Dem Schicksal der Gymnasiasten wurde interessanterweise erst seit dem späten 19. Jh. verstärkte Aufmerksamkeit zuteil, als Traugott Teutsch in seiner Ballade „Der Prediger von Marienburg“, die er zur Eröffnung des Kronstädter Alumnats 1883 verfasste, die Schlacht dem Anlass entsprechend aus der Sicht der Gymnasiasten schilderte. Er griff dabei auf die Tartlauer Chronik des Thomas Tartler von 1755 zurück, nach der von 40 Schülern lediglich einer überlebt und später als Prediger alljährlich am 16. Oktober am Ort der Schlacht seiner ehemaligen Kameraden gedacht haben soll.
Das Ölgemälde „Der Studentenhügel“ von Karl ...
Das Ölgemälde „Der Studentenhügel“ von Karl Hübner (1902-1981), entstanden um 1937.
Ganz dem Andenken an die Studenten gewidmet wurde schließlich das Marienburger Denkmal, das 1912 anlässlich des 300. Jahrestages der Schlacht errichtet und 1913 eingeweiht wurde. Das Projekt geht auf eine Initiative des Marienburger Ortspfarrers Johann Imrich von 1891 zurück, der sich der Kronstädter Sächsische Turnverein anschloss; den Entwurf fertigte der Architekt Friedrich Balthes. Die Finanzierung erfolgte aus Spenden der Burzenländer sächsischen Bevölkerung.

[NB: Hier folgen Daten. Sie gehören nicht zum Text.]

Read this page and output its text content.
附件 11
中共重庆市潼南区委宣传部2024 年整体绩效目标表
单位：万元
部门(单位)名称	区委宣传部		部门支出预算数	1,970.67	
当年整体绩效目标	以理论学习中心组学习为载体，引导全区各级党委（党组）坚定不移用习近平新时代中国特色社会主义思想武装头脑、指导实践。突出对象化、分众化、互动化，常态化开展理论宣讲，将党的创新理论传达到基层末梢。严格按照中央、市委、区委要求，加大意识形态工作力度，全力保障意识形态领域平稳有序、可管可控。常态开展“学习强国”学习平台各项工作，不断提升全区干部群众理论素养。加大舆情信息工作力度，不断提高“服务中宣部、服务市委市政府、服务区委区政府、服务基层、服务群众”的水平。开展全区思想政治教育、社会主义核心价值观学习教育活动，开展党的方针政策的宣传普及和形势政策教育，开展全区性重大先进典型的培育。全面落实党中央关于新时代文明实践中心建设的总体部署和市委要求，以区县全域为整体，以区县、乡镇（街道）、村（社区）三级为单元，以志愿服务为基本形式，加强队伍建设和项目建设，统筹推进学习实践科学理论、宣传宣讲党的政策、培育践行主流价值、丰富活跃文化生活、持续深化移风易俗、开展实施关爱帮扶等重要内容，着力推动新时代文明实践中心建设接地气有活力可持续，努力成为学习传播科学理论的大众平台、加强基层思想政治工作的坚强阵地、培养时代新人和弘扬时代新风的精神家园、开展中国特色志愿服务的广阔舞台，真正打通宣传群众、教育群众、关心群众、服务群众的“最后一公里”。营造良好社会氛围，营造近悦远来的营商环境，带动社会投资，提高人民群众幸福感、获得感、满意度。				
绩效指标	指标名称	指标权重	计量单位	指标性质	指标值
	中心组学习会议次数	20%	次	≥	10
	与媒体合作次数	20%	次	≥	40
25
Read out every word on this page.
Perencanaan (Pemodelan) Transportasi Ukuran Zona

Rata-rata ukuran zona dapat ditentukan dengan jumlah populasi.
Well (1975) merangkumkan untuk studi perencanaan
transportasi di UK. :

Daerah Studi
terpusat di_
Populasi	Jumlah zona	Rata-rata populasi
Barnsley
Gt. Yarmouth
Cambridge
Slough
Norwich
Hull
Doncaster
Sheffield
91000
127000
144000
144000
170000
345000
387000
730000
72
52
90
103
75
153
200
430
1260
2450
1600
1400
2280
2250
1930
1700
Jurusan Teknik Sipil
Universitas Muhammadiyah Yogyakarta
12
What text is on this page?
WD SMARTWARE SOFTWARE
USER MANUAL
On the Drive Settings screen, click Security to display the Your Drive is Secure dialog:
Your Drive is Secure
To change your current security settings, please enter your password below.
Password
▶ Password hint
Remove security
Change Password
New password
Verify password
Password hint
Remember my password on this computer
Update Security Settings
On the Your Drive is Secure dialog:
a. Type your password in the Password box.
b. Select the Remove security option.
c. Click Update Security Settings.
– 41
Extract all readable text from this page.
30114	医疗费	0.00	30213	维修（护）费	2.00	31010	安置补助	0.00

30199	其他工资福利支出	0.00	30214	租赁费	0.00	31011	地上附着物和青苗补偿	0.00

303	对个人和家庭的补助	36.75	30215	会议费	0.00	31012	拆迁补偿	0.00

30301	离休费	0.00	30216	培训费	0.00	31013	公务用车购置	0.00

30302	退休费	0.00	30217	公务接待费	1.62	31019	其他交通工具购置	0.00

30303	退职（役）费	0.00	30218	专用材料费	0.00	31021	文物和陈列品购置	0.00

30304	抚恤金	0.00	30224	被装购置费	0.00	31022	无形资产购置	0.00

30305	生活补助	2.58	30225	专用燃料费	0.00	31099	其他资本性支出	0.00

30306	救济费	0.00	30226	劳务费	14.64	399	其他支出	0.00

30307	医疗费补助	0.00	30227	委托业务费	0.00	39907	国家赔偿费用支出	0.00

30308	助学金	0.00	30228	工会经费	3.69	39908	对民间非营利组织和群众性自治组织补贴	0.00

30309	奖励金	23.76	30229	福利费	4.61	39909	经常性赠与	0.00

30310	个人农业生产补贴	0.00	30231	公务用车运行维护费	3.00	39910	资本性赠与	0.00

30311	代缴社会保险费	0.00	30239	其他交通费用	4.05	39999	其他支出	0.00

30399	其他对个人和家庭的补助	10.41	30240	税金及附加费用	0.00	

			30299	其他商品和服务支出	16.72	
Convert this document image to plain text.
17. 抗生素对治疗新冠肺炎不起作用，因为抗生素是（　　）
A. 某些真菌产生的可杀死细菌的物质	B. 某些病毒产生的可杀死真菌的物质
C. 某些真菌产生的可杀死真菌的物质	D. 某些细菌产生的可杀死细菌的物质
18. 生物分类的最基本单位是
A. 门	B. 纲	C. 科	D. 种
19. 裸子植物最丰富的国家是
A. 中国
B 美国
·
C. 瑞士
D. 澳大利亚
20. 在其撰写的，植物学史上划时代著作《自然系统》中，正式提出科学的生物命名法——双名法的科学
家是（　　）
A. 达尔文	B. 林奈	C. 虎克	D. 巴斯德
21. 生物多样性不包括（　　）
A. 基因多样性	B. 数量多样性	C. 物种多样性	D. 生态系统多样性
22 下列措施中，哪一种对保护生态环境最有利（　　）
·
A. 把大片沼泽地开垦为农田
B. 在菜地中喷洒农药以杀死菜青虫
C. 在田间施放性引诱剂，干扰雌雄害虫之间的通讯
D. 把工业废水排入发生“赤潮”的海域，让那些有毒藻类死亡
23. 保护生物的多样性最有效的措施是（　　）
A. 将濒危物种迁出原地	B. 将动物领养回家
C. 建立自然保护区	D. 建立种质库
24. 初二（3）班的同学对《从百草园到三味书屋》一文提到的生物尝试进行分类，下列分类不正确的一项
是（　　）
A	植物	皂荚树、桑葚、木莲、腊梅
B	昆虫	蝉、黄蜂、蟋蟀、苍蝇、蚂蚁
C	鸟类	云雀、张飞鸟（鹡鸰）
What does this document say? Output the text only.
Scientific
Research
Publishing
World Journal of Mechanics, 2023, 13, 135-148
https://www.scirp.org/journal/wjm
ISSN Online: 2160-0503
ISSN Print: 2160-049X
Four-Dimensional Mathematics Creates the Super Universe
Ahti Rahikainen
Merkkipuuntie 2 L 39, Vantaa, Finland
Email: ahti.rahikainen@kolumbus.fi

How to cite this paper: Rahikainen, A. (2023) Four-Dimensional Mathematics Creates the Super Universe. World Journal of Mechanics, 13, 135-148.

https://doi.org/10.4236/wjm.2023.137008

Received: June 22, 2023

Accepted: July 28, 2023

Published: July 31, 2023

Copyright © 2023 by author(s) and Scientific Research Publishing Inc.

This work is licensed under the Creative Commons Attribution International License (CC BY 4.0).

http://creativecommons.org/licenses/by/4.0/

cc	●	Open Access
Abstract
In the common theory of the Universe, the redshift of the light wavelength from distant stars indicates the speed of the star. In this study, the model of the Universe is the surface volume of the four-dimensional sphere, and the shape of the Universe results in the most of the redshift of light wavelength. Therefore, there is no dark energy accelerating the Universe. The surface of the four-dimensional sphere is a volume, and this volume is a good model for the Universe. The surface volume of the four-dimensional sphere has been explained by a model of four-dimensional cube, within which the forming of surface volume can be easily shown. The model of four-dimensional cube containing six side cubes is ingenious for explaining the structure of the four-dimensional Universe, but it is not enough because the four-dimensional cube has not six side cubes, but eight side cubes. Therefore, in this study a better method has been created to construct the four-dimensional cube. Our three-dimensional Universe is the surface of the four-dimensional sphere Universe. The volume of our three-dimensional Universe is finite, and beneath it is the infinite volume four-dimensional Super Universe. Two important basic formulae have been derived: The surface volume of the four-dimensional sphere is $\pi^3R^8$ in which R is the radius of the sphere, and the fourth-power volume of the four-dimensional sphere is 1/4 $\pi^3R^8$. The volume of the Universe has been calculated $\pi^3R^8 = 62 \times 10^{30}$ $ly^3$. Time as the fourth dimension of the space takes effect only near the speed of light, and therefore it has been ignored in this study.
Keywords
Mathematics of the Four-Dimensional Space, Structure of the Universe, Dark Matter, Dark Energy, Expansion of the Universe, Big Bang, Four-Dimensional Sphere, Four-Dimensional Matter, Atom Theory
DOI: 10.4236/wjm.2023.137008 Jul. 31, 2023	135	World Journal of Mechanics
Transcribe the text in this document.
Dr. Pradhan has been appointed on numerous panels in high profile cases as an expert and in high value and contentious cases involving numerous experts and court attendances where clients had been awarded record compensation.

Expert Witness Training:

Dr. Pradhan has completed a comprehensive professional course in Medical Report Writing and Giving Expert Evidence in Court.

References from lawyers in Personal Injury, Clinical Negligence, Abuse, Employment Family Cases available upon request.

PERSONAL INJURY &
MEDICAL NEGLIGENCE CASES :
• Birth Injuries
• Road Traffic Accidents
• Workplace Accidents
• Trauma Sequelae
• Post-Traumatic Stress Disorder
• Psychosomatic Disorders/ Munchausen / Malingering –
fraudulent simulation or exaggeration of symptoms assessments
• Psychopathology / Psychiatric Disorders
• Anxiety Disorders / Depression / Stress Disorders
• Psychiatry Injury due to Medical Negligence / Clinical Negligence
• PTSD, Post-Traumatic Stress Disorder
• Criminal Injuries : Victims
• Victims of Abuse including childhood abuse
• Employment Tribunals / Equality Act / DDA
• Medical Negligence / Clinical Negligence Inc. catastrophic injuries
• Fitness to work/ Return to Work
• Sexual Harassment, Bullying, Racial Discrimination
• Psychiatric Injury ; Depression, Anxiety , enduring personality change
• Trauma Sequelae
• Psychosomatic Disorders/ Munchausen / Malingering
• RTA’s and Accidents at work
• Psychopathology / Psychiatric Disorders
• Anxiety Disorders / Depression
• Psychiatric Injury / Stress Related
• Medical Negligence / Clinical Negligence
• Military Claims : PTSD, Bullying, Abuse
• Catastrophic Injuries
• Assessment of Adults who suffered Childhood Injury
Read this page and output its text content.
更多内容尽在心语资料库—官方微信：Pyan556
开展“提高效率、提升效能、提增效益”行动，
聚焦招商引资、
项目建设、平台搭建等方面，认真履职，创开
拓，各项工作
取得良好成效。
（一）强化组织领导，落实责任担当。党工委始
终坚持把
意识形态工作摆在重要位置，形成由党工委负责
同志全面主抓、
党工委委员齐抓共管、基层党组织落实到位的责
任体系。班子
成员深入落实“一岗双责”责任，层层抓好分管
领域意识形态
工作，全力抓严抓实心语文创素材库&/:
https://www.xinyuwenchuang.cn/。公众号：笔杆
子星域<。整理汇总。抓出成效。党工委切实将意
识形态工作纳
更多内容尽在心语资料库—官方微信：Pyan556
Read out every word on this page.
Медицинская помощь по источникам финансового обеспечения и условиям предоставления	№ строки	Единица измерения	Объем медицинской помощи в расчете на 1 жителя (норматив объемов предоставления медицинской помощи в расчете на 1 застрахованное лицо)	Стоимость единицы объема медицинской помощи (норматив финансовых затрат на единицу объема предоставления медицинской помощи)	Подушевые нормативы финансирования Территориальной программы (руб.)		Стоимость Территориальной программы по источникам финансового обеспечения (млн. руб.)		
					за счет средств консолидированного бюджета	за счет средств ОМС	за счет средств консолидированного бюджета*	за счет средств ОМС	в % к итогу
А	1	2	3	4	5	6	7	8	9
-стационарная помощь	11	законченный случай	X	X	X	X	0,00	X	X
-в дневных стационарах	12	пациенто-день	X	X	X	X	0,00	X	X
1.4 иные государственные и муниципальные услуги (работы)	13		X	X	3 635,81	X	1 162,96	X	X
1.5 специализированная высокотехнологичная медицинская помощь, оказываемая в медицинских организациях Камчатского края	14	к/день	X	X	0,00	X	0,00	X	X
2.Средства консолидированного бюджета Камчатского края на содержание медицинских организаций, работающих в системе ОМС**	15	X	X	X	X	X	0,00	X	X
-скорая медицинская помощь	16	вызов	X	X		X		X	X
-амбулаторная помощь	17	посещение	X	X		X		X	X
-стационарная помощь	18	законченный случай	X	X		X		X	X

Die Entstehung des Denkmals fällt in eine Zeit des Wandels, der von vielen Zeitgenossen als krisenhaft, ja als Gefährdung des Fortbestandes der siebenbürgisch-sächsischen Gemeinschaft empfunden wurde. Zu den anhaltenden Konflikten um die Magyarisierungspolitik kam eine Abnahme des sächsischen Anteils an der Gesamtbevölkerung im Verhältnis zu Ungarn und Rumänen, eine Massenauswanderung nach Nordamerika erreichte ihren Höhepunkt. Vor diesem Hintergrund war das Denkmal ein burzenländischer Appell an alle Sachsen, insbesondere aber an die Jugend: „Bleibt ohne Wanken treu der Heimaterde – Die wir mit unserm Herzblut euch erkauft“, hieß es in der als Aufruf der gefallenen Studenten gehaltenen Inschrift, die ursprünglich für das Denkmal vorgesehen war. Der Schlachtentod, interpretiert als notwendiges Opfer für das Fortleben der Sachsen in Siebenbürgen, wird hier als verpflichtendes moralisches Argument eingesetzt.

In den Ansprachen und Vorträgen der Einweihungsfeier klingt am Vorabend des Ersten Weltkriegs bereits eine Kriegsahnung an – und die Aufforderung, den Studenten in Kampfeswillen und Opferbereitschaft im Zweifelsfall nicht nachzustehen. Die Studenten wurden in den Mittelpunkt des Gedenkens gerückt, um der Jugend eine Identifikation zu erleichtern. Vertretern der Coeten (der sächsischen Schülerverbindungen) wurde entsprechend eine zentrale Rolle bei der Einweihungsfeier zugewiesen.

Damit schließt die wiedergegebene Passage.